It should be noted that, if only one device group is included in the device set, the starting position of the executing device in the device group is the starting position of the task to be executed, and the destination position of the executing device in the device group is the destination position of the task to be executed.

After determining the scheduling instruction of the execution device in each device group, the scheduling instruction may be sent to each execution device. Since the device groups are arranged according to the execution sequence, the method for sending the scheduling command in this step is as follows: and according to the arrangement sequence of the equipment groups, sequentially sending corresponding scheduling instructions to the equipment groups including the execution equipment. Specifically, the device group sequentially located at the first position in the device set may directly send the scheduling instruction of the device group, and may receive a completion message returned after the execution of the execution device in the device group sequentially located at the first position is completed, and after all the execution devices in the device group sequentially located at the first position return the completion message, may send the scheduling instruction to the execution device in the device group sequentially located at the second position in the device set, that is, for the nth device group in the device set, after receiving the completion message returned by all the execution devices in the device group sequentially located at the previous position of the nth device group, the scheduling instruction corresponding to the nth device group is sent to the execution device included in the nth device group, where N is an integer greater than 1 and less than the total number of the device groups.

It should be noted that the scheduling instruction of each execution device may further include information such as a name and an identifier of a device group to which the execution device belongs, and a position arranged in the device set.

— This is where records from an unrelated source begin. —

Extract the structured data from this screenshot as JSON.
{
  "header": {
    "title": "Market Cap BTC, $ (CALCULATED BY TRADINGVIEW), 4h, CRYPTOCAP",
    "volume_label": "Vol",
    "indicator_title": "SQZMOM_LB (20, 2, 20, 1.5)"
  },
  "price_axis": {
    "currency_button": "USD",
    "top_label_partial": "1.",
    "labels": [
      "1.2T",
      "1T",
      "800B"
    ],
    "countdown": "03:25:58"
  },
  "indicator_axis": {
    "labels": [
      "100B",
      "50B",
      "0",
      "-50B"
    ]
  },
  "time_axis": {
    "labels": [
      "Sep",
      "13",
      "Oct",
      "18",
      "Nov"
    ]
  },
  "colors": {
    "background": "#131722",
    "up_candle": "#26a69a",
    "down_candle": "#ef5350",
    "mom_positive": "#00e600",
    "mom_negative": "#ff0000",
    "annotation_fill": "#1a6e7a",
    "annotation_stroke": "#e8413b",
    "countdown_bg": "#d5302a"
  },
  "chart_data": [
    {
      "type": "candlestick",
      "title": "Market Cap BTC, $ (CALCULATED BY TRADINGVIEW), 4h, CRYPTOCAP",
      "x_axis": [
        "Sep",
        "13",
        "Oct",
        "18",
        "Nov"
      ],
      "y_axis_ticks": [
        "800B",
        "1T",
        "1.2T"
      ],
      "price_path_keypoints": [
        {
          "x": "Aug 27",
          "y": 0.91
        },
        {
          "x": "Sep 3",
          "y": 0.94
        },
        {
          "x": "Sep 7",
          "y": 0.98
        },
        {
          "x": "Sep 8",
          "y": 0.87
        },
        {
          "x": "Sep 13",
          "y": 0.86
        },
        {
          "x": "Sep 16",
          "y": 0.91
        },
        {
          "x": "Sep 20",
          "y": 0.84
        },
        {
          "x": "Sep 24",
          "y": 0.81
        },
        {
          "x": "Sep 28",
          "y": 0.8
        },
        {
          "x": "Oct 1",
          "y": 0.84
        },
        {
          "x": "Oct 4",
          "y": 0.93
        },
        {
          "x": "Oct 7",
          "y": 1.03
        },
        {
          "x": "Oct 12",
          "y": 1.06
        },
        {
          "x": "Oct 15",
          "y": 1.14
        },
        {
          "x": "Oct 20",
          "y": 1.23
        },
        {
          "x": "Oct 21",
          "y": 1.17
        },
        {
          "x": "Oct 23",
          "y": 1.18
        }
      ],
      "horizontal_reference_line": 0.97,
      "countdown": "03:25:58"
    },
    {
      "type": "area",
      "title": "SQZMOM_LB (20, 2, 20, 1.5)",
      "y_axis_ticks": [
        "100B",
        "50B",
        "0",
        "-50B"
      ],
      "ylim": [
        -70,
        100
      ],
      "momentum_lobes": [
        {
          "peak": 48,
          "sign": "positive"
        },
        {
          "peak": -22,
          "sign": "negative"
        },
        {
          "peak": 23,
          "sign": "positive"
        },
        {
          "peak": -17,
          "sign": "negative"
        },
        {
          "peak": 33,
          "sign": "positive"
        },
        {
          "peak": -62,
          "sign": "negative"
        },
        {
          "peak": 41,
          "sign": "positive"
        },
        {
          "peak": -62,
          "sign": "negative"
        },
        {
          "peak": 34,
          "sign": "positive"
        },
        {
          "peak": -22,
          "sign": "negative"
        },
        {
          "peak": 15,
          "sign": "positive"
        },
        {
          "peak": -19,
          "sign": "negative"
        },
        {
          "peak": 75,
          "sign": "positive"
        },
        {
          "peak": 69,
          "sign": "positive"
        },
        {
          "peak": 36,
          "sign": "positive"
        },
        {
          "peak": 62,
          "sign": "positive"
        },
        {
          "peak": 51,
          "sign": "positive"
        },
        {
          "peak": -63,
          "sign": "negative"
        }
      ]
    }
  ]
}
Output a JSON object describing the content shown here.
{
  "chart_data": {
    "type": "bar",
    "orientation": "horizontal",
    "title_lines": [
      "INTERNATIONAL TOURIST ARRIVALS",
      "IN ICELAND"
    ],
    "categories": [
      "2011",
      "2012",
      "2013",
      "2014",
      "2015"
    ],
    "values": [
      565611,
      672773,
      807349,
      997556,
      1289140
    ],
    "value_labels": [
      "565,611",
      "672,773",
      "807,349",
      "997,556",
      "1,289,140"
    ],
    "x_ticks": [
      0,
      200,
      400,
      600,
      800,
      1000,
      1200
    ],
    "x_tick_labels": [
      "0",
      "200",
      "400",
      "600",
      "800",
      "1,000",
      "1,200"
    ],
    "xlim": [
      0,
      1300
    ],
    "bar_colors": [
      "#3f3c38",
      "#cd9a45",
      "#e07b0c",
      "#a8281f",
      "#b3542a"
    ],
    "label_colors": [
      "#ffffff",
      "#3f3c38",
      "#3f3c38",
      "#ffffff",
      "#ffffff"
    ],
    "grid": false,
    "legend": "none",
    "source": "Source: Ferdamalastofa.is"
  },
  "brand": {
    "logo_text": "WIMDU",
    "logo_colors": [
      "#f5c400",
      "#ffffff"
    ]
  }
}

In the embodiment of the invention, the task type of the task to be executed is further accurate, the device set corresponding to the task to be executed is determined by combining the area information, the starting position, the target position and the like of the task to be executed, the execution devices in the device set are further scheduled, a more accurate device set can be determined for the task to be executed, the more accurate scheduling of the execution devices is performed, and the requirements of various services are met. Meanwhile, in the embodiment of the invention, the to-be-executed tasks issued by the external system are executed through the equipment set formed by different combinations of the equipment groups, and the load codes do not need to be compiled for the to-be-executed tasks, so that the workload is reduced, and the development efficiency of the equipment scheduling system is improved.

The method for sending the scheduling command in step S204 will be specifically described below with reference to the embodiment shown in fig. 2. As shown in fig. 6, the method includes the following steps.

S601: and determining a scheduling instruction corresponding to each equipment group in the equipment set corresponding to the task to be executed.

The principle of data processing in this step is the same as the principle of determining the scheduling instruction corresponding to each device group in the device set corresponding to the task to be executed in step S204, and is not described herein again.

S602: and determining the device group with the first ranking order in the device set as a target device group.

In this step, the device group with the first ranking order in the device set is determined as the target device group.

S603: and sending a scheduling instruction corresponding to the target equipment group to the execution equipment in the target equipment group.

The target device group includes one or more execution devices, and may specifically include names or identifications of the execution devices. The execution devices in the device group execute the scheduling instructions in parallel, that is, the execution devices in the device group can perform scheduling simultaneously, so that the scheduling instructions can be simultaneously issued to the execution devices in the target device group, thereby improving the scheduling efficiency of the execution devices.

The mode of issuing the scheduling instruction to the execution device may be that the device scheduling layer stores the scheduling instruction into the task list, and then adds the scheduling instruction into the transmission queue after encapsulation. The asynchronous thread of the device control layer can read the information in the sending queue and send the information to different device control layers according to different names of the execution devices in the scheduling instruction, so that decoupling and multiplexing of the device control layer codes and the device scheduling layer codes are realized.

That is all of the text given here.